Wir alle haben sie. Vorurteile. Wir Deutschen sind zuverlässig und arbeitswütig, Brasilianer sind impulsiv und temperamentvoll und Franzosen tragen alle Baskenmützchen und essen Froschschenkel. Das mag sein. Doch dass Franzosen nicht nur Vorurteile bestätigen, sondern auch noch richtig gute Musik machen, wissen wir nicht erst seit Daft Punk.
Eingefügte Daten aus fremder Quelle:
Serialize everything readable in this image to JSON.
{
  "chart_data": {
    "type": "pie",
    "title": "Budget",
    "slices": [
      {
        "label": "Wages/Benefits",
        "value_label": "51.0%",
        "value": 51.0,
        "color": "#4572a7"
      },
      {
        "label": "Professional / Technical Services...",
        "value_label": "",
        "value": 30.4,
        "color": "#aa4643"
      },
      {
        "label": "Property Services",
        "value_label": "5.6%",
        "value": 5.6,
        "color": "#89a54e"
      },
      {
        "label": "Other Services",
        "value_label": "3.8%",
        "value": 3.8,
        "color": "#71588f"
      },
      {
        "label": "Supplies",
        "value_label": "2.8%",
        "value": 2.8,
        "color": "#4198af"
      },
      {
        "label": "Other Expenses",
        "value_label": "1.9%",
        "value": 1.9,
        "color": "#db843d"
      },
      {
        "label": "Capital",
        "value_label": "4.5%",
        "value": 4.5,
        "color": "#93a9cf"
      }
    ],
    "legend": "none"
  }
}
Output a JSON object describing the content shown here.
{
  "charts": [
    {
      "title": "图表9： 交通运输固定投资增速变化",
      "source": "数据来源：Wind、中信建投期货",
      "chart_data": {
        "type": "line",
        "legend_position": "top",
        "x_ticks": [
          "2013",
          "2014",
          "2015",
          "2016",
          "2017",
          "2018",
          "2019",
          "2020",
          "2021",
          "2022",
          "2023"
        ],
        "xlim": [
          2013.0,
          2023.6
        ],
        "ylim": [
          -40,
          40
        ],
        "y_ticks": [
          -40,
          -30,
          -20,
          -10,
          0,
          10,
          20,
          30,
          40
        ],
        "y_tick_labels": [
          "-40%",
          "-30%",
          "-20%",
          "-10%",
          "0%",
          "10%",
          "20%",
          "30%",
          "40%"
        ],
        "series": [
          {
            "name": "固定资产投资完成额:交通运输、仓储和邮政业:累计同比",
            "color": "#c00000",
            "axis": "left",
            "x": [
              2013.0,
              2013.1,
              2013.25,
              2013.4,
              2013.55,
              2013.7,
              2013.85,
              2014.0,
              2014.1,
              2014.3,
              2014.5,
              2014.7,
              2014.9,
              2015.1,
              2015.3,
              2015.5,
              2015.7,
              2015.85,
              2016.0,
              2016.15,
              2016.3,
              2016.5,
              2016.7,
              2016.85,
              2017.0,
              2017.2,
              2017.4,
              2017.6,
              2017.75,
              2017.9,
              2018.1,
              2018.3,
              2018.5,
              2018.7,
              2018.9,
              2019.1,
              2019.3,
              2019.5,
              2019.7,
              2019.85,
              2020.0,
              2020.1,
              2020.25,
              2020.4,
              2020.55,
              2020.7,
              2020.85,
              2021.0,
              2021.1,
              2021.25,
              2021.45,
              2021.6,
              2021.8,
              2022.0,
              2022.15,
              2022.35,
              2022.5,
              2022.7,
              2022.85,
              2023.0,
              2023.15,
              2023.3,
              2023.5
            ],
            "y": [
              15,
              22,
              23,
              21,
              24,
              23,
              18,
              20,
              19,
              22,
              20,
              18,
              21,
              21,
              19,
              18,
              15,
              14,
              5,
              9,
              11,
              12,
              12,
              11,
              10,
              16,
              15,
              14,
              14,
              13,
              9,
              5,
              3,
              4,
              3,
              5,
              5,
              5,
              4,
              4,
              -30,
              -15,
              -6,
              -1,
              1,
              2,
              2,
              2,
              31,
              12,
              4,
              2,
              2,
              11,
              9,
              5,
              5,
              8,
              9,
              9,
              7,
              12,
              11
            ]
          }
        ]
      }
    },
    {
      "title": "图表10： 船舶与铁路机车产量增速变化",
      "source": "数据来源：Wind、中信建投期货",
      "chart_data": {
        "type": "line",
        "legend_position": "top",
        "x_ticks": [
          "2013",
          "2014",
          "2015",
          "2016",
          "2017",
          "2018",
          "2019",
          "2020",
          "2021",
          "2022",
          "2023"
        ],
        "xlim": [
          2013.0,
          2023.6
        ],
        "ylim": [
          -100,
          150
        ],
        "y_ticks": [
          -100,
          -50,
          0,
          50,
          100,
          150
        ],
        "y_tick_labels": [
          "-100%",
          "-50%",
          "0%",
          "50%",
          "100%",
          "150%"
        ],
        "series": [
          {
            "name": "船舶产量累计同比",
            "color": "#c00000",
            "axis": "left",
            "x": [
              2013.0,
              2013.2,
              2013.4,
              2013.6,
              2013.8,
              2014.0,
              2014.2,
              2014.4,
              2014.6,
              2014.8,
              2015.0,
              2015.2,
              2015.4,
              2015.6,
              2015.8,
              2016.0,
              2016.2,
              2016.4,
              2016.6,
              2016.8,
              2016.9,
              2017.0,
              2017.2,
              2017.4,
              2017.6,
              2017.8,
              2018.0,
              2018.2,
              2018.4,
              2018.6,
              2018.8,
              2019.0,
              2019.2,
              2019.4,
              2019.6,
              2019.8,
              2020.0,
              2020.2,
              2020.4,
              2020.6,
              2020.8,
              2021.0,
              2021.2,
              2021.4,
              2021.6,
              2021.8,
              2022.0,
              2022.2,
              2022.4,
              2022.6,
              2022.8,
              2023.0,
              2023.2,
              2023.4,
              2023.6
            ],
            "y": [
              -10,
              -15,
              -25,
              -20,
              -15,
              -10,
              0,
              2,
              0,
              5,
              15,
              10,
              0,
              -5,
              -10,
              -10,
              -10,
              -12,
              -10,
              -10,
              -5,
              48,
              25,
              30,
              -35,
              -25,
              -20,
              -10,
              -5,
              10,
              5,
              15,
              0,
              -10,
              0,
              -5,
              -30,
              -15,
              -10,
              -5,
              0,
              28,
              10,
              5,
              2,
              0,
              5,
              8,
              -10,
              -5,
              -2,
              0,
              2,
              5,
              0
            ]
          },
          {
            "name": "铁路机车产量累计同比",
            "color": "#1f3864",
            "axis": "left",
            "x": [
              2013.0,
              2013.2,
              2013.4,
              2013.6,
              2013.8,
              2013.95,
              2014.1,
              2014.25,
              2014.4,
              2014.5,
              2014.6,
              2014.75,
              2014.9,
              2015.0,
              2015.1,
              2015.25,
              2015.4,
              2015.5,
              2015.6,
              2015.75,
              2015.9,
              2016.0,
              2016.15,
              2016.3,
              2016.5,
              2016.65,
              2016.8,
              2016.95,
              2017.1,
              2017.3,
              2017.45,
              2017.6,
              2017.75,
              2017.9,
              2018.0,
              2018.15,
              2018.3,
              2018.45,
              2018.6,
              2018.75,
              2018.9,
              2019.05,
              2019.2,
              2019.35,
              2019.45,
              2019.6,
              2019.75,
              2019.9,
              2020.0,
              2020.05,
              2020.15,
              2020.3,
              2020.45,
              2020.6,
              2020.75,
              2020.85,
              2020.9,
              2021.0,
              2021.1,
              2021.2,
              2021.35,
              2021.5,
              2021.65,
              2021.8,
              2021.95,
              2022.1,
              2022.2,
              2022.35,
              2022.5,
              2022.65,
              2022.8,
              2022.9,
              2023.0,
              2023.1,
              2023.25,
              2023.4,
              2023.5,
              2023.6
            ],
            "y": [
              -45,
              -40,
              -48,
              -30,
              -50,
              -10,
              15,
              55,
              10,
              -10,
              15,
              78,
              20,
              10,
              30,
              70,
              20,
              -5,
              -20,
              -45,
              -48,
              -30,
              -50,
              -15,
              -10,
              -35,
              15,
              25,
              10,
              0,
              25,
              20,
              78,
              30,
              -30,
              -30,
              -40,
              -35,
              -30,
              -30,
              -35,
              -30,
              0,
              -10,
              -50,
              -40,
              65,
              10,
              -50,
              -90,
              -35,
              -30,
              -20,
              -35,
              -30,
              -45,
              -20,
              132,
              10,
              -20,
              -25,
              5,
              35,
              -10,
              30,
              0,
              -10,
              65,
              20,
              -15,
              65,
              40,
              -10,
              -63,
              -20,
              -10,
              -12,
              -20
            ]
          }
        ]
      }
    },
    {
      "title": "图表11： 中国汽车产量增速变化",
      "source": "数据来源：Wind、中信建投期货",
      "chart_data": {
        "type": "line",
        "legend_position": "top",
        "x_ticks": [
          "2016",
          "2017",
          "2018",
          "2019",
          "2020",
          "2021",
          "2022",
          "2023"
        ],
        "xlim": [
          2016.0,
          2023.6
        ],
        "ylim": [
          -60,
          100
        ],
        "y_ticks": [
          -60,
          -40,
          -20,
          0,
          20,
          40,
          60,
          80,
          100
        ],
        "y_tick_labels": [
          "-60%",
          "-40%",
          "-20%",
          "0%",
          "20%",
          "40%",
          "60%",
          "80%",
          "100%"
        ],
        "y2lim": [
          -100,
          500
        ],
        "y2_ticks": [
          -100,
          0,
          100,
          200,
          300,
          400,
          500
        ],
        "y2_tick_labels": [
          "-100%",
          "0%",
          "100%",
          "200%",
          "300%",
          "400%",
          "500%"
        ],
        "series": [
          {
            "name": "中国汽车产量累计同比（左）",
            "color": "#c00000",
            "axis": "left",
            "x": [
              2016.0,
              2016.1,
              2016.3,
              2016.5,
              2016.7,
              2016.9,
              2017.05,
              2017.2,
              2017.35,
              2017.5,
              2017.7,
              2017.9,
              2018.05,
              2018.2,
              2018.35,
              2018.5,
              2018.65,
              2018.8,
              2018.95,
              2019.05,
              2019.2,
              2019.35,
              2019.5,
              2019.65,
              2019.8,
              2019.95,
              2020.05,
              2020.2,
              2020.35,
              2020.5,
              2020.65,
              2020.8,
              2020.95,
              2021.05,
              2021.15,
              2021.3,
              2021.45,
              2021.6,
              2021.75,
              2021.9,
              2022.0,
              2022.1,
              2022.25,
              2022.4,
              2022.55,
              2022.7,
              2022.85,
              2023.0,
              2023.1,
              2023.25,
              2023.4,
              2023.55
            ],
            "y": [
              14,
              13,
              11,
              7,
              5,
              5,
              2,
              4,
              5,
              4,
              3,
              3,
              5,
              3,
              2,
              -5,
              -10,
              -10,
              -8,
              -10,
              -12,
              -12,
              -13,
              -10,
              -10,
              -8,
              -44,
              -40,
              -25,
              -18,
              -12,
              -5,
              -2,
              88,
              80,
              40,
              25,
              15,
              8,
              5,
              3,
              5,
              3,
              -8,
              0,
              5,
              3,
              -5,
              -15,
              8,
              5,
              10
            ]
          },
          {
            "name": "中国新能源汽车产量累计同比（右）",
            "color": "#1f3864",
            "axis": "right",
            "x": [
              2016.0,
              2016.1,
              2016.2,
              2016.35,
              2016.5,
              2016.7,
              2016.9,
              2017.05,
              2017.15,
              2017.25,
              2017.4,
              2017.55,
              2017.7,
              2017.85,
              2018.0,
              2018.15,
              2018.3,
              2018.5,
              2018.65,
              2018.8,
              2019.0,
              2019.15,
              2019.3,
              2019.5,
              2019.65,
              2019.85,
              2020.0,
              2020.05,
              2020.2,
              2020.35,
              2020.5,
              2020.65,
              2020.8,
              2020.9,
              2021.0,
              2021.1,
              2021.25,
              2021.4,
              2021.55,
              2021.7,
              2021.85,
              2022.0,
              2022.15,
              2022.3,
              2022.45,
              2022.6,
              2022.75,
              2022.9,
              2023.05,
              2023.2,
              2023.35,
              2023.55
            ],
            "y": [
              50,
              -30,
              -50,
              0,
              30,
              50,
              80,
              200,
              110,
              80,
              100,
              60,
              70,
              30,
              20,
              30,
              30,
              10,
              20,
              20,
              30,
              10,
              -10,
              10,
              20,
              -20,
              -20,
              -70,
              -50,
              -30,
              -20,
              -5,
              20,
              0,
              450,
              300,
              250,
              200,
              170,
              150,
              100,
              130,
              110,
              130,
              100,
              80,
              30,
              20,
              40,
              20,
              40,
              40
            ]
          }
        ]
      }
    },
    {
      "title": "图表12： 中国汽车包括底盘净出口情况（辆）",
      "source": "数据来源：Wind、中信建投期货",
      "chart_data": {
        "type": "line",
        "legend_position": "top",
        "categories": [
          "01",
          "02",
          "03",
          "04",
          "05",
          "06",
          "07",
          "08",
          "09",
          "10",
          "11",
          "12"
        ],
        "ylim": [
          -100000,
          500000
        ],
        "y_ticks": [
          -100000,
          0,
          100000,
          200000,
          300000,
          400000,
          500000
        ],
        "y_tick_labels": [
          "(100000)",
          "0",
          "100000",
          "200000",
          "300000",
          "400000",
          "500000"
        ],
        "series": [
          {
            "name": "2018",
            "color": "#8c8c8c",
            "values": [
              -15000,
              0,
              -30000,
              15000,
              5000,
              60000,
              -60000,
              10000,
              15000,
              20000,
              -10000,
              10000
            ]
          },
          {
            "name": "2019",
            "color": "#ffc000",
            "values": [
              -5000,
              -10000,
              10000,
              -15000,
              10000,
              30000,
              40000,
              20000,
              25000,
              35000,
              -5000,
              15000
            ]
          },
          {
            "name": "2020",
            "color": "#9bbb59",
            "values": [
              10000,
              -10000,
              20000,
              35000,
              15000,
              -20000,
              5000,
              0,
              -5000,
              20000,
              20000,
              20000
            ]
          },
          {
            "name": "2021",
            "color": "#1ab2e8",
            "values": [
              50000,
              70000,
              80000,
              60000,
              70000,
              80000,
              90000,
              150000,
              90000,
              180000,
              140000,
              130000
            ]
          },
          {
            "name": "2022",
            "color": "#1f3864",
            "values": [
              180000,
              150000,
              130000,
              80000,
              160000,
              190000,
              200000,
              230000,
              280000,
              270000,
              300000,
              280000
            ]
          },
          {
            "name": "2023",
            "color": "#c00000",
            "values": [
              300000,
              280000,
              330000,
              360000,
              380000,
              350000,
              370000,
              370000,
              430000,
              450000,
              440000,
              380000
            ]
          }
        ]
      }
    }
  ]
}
Jetzt schickt sich eine neue Combo aus Paris an, Daft Punk vom Eletropop-Thron zu stoßen. Justice heißt die Band. Diese bringen zur besten Froschschenkel-Grillsaison Ende Juli ihr Album „Cross Symbol“ heraus. Die Single „D.A.N.C.E.“, wird die erste Auskopplung und hat sich unseren Titel Zukunftmusik wahrlich verdient.
Der Song ist dreist, oder doch einfach nur gut. Denn der eindringliche Beat von „D.A.N.C.E.“ dringt selbst in die aller tiefsten Gehörgänge vor und macht keine Anstalten dort wieder herrauszukriechen.
Das Lied beginnt stark und zieht den Hörer gleich in die Story. Die ist schnell erzählt.
Es soll getanzt werden. Und das funktioniert. Die flippigen, schrägen Elektrobeats mit starkem Bass und einer Elektroorgel gehen dirkt ins Blut und in die Beine. Eine Wahl hat man nicht.
Die eigenartige Stimme lässt zum Gück nicht genau erkennen was da jetzt singt: Eine Frau, oder doch ein im Stimmbruch befindliches Mädchen? Bunt und verrückt klingt diese Mischung, die zur Einzigartigekeit beiträgt.
Zum farbenfrohen „D.A.N.C.E.“ passt auch das Video (nachzusehen unter http://www.myspace.com/etjusticepourtous).
So einfach der Text der ersten Auskopplung ist (abc,12345), umso pfiffiger ist das Arrangement. Der Song hat das Zeug zum Sommerhit. Das dieser Begriff nicht immer gleich mit qualitativ hochwertiger Musik verbunden ist wissen wir nicht erst seit dem „Las Ketchup-Song“.
Aber Vorurteile sind ja da, um widerlegt zu werden. (Tim Scheidereit)
Künstler: [[http://www.myspace.com/etjusticepourtous, Justice]]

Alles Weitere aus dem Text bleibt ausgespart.